私は台から降り、群衆の中をゆっくり歩いた。
逃げない。
近づく。
それだけで、視線の質が変わる。
「領主様……本当に、王都と喧嘩するつもりなんですか?」
年配の男が、恐る恐る聞いてきた。
「喧嘩はしないわ」
私は立ち止まり、はっきり答える。
「でも、従うだけもしない」
男は少し考え込み、やがて頷いた。
「……そうですか。
なら、俺たちも覚悟を決めねぇとな」
その言葉が、胸に落ちた。
屋敷へ戻る途中、ガイルがぼそりと呟く。
「正直、あそこまで言うとは思わなかった」
「後悔してる?」
「いや」
彼は即答した。
「腹は括った。
ただ……これで完全に目ぇ付けられたな」
「ええ。
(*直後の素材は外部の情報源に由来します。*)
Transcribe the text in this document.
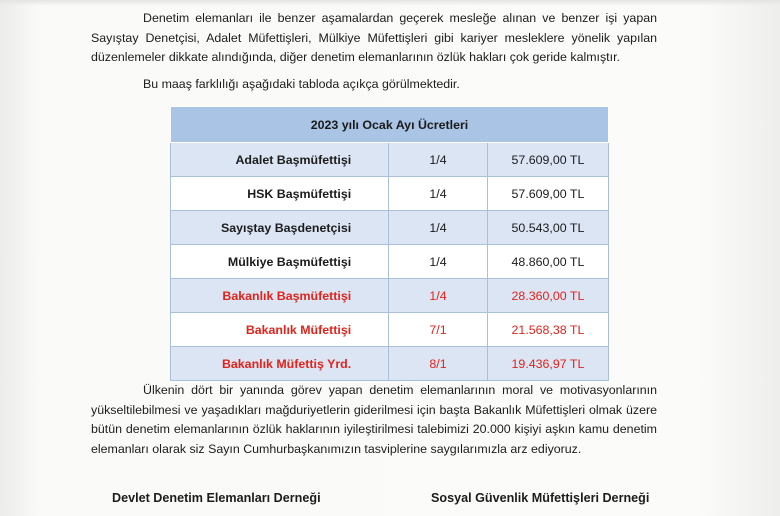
Denetim elemanları ile benzer aşamalardan geçerek mesleğe alınan ve benzer işi yapan Sayıştay Denetçisi, Adalet Müfettişleri, Mülkiye Müfettişleri gibi kariyer mesleklere yönelik yapılan düzenlemeler dikkate alındığında, diğer denetim elemanlarının özlük hakları çok geride kalmıştır.

Bu maaş farklılığı aşağıdaki tabloda açıkça görülmektedir.

2023 yılı Ocak Ayı Ücretleri		
Adalet Başmüfettişi	1/4	57.609,00 TL
HSK Başmüfettişi	1/4	57.609,00 TL
Sayıştay Başdenetçisi	1/4	50.543,00 TL
Mülkiye Başmüfettişi	1/4	48.860,00 TL
Bakanlık Başmüfettişi	1/4	28.360,00 TL
Bakanlık Müfettişi	7/1	21.568,38 TL
Bakanlık Müfettiş Yrd.	8/1	19.436,97 TL

Ülkenin dört bir yanında görev yapan denetim elemanlarının moral ve motivasyonlarının yükseltilebilmesi ve yaşadıkları mağduriyetlerin giderilmesi için başta Bakanlık Müfettişleri olmak üzere bütün denetim elemanlarının özlük haklarının iyileştirilmesi talebimizi 20.000 kişiyi aşkın kamu denetim elemanları olarak siz Sayın Cumhurbaşkanımızın tasviplerine saygılarımızla arz ediyoruz.

Devlet Denetim Elemanları Derneği	Sosyal Güvenlik Müfettişleri Derneği
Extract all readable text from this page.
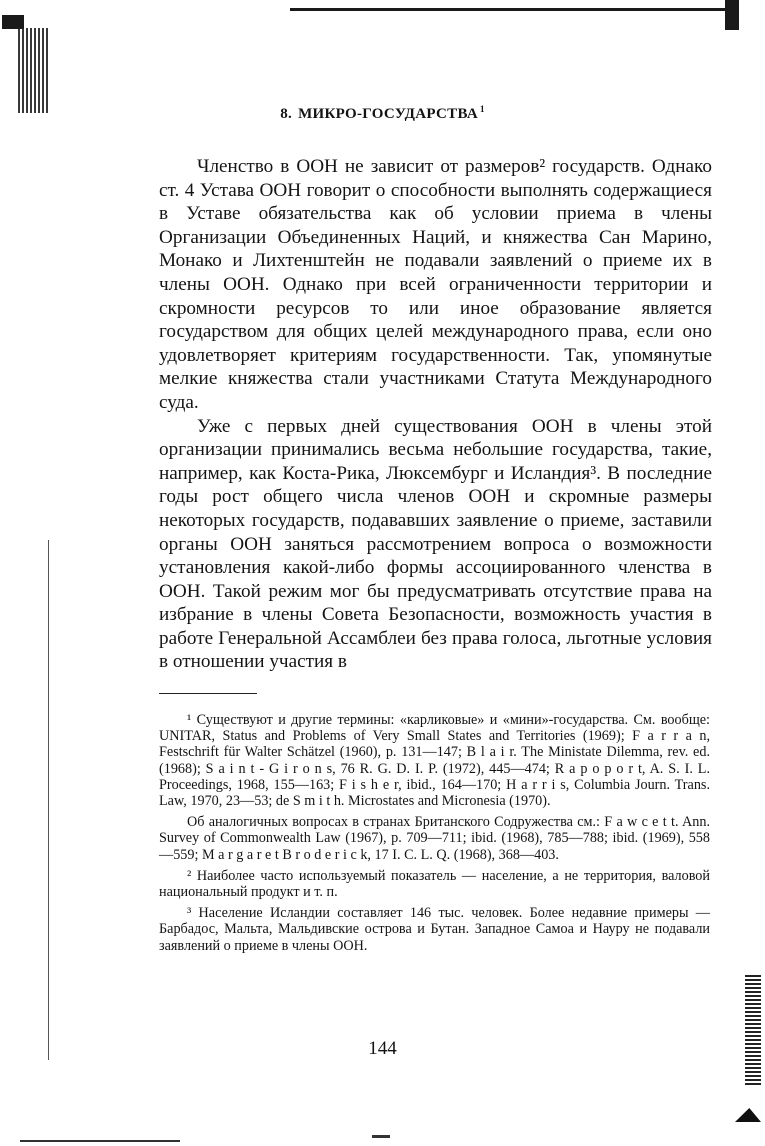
8. МИКРО-ГОСУДАРСТВА $^1$

Членство в ООН не зависит от размеров² государств. Однако ст. 4 Устава ООН говорит о способности выполнять содержащиеся в Уставе обязательства как об условии приема в члены Организации Объединенных Наций, и княжества Сан Марино, Монако и Лихтенштейн не подавали заявлений о приеме их в члены ООН. Однако при всей ограниченности территории и скромности ресурсов то или иное образование является государством для общих целей международного права, если оно удовлетворяет критериям государственности. Так, упомянутые мелкие княжества стали участниками Статута Международного суда.

Уже с первых дней существования ООН в члены этой организации принимались весьма небольшие государства, такие, например, как Коста-Рика, Люксембург и Исландия³. В последние годы рост общего числа членов ООН и скромные размеры некоторых государств, подававших заявление о приеме, заставили органы ООН заняться рассмотрением вопроса о возможности установления какой-либо формы ассоциированного членства в ООН. Такой режим мог бы предусматривать отсутствие права на избрание в члены Совета Безопасности, возможность участия в работе Генеральной Ассамблеи без права голоса, льготные условия в отношении участия в

¹ Существуют и другие термины: «карликовые» и «мини»-государства. См. вообще: UNITAR, Status and Problems of Very Small States and Territories (1969); F a r r a n, Festschrift für Walter Schätzel (1960), p. 131—147; B l a i r. The Ministate Dilemma, rev. ed. (1968); S a i n t - G i r o n s, 76 R. G. D. I. P. (1972), 445—474; R a p o p o r t, A. S. I. L. Proceedings, 1968, 155—163; F i s h e r, ibid., 164—170; H a r r i s, Columbia Journ. Trans. Law, 1970, 23—53; de S m i t h. Microstates and Micronesia (1970).

Об аналогичных вопросах в странах Британского Содружества см.: F a w c e t t. Ann. Survey of Commonwealth Law (1967), p. 709—711; ibid. (1968), 785—788; ibid. (1969), 558—559; M a r g a r e t B r o d e r i c k, 17 I. C. L. Q. (1968), 368—403.

² Наиболее часто используемый показатель — население, а не территория, валовой национальный продукт и т. п.

³ Население Исландии составляет 146 тыс. человек. Более недавние примеры — Барбадос, Мальта, Мальдивские острова и Бутан. Западное Самоа и Науру не подавали заявлений о приеме в члены ООН.

144
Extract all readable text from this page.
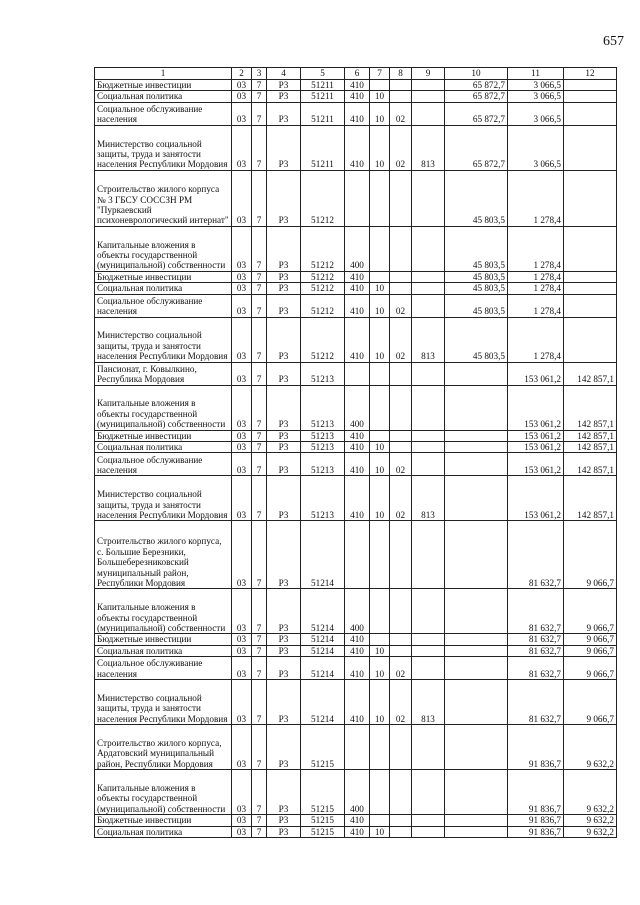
657
1	2	3	4	5	6	7	8	9	10	11	12
Бюджетные инвестиции	03	7	Р3	51211	410				65 872,7	3 066,5	
Социальная политика	03	7	Р3	51211	410	10			65 872,7	3 066,5	
Социальное обслуживание населения	03	7	Р3	51211	410	10	02		65 872,7	3 066,5	
Министерство социальной защиты, труда и занятости населения Республики Мордовия	03	7	Р3	51211	410	10	02	813	65 872,7	3 066,5	
Строительство жилого корпуса № 3 ГБСУ СОССЗН РМ "Пуркаевский психоневрологический интернат"	03	7	Р3	51212					45 803,5	1 278,4	
Капитальные вложения в объекты государственной (муниципальной) собственности	03	7	Р3	51212	400				45 803,5	1 278,4	
Бюджетные инвестиции	03	7	Р3	51212	410				45 803,5	1 278,4	
Социальная политика	03	7	Р3	51212	410	10			45 803,5	1 278,4	
Социальное обслуживание населения	03	7	Р3	51212	410	10	02		45 803,5	1 278,4	
Министерство социальной защиты, труда и занятости населения Республики Мордовия	03	7	Р3	51212	410	10	02	813	45 803,5	1 278,4	
Пансионат, г. Ковылкино, Республика Мордовия	03	7	Р3	51213						153 061,2	142 857,1
Капитальные вложения в объекты государственной (муниципальной) собственности	03	7	Р3	51213	400					153 061,2	142 857,1
Бюджетные инвестиции	03	7	Р3	51213	410					153 061,2	142 857,1
Социальная политика	03	7	Р3	51213	410	10				153 061,2	142 857,1
Социальное обслуживание населения	03	7	Р3	51213	410	10	02			153 061,2	142 857,1
Министерство социальной защиты, труда и занятости населения Республики Мордовия	03	7	Р3	51213	410	10	02	813		153 061,2	142 857,1
Строительство жилого корпуса, с. Большие Березники, Большеберезниковский муниципальный район, Республики Мордовия	03	7	Р3	51214						81 632,7	9 066,7
Капитальные вложения в объекты государственной (муниципальной) собственности	03	7	Р3	51214	400					81 632,7	9 066,7
Бюджетные инвестиции	03	7	Р3	51214	410					81 632,7	9 066,7
Социальная политика	03	7	Р3	51214	410	10				81 632,7	9 066,7
Социальное обслуживание населения	03	7	Р3	51214	410	10	02			81 632,7	9 066,7
Министерство социальной защиты, труда и занятости населения Республики Мордовия	03	7	Р3	51214	410	10	02	813		81 632,7	9 066,7
Строительство жилого корпуса, Ардатовский муниципальный район, Республики Мордовия	03	7	Р3	51215						91 836,7	9 632,2
Капитальные вложения в объекты государственной (муниципальной) собственности	03	7	Р3	51215	400					91 836,7	9 632,2
Бюджетные инвестиции	03	7	Р3	51215	410					91 836,7	9 632,2
Социальная политика	03	7	Р3	51215	410	10				91 836,7	9 632,2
王都にも、蒼月の翼にも」
リュシアンが歩きながら言う。
「ですが、同時に“味方の輪”もはっきりしました。
曖昧だった者たちが、立場を選び始めています」
それは、良い兆しでもあり、危険な兆しでもある。
「分断が、表に出るということね」
その夜、早速“波紋”は現れた。
執務室に戻ると、ミレーヌが慌てた様子で待っていた。
「レティシア様……
商業区の組合長から、抗議文が届いています」
「内容は?」
「“財務の公開は、商取引の自由を侵害する”と……」
思わず、苦笑が漏れた。
「予想通りね」
透明化は、都合の悪い者を必ず炙り出す。
「返答はどうする?」
ガイルが聞く。
「公開の範囲を、再度明確にする。
個々の商談や利益までは踏み込まない。
でも、“公共資金”は例外なし」
リュシアンが頷く。
「線引きを誤らなければ、支持は維持できます」
そのとき、扉が軽く叩かれた。
「入れ」
入ってきたのは、シグルだった。
いつもの落ち着いた表情だが、目だけが少し鋭い。
「王都が動いた」
空気が、引き締まる。
「どういう動き?」
「公式には“静観”。
だが裏で、君の領地に関わりの深い貴族たちへ、圧をかけ始めている」
「切り崩し、ね」
「そう。
直接君を叩けないから、周囲から削る」
私は机に手を置き、考える。
「なら……こちらも、周囲を固める」
「具体的には?」
「他領との連携を進めるわ。
成果を共有して、“孤立していない”ことを示す」
ガイルが口笛を吹いた。
「攻めるなぁ」
「守るためよ」
そのやり取りを聞いていたシグルが、少しだけ微笑んだ。
「……君は、本当に領主になった」
「今さら?」
「いや」
彼は首を振る。
「“覚悟”の話だ」
その言葉に、胸の奥が静かに鳴った。
夜更け、ひとり執務室に残る。
灯りの下、公開用の文書に目を通しながら、ふと思う。
ここまで来たら、もう後戻りはできない。
でも──不思議と怖くはなかった。
恐怖よりも、責任の重さの方が、はっきりしている。
窓の外では、警備の足音が規則正しく響いている。
守られている、という実感。
「……大丈夫」
小さく呟く。
影は、まだ動く。
王都も、静かに牙を研いでいる。
それでも、光はもう隠れない。
この領地は、少しずつ“選ばれる側”になっている。
私は筆を取り、次の指示を書き始めた。
戦いは、始まったばかりだ。
でも──これは、私が選んだ戦いなのだから。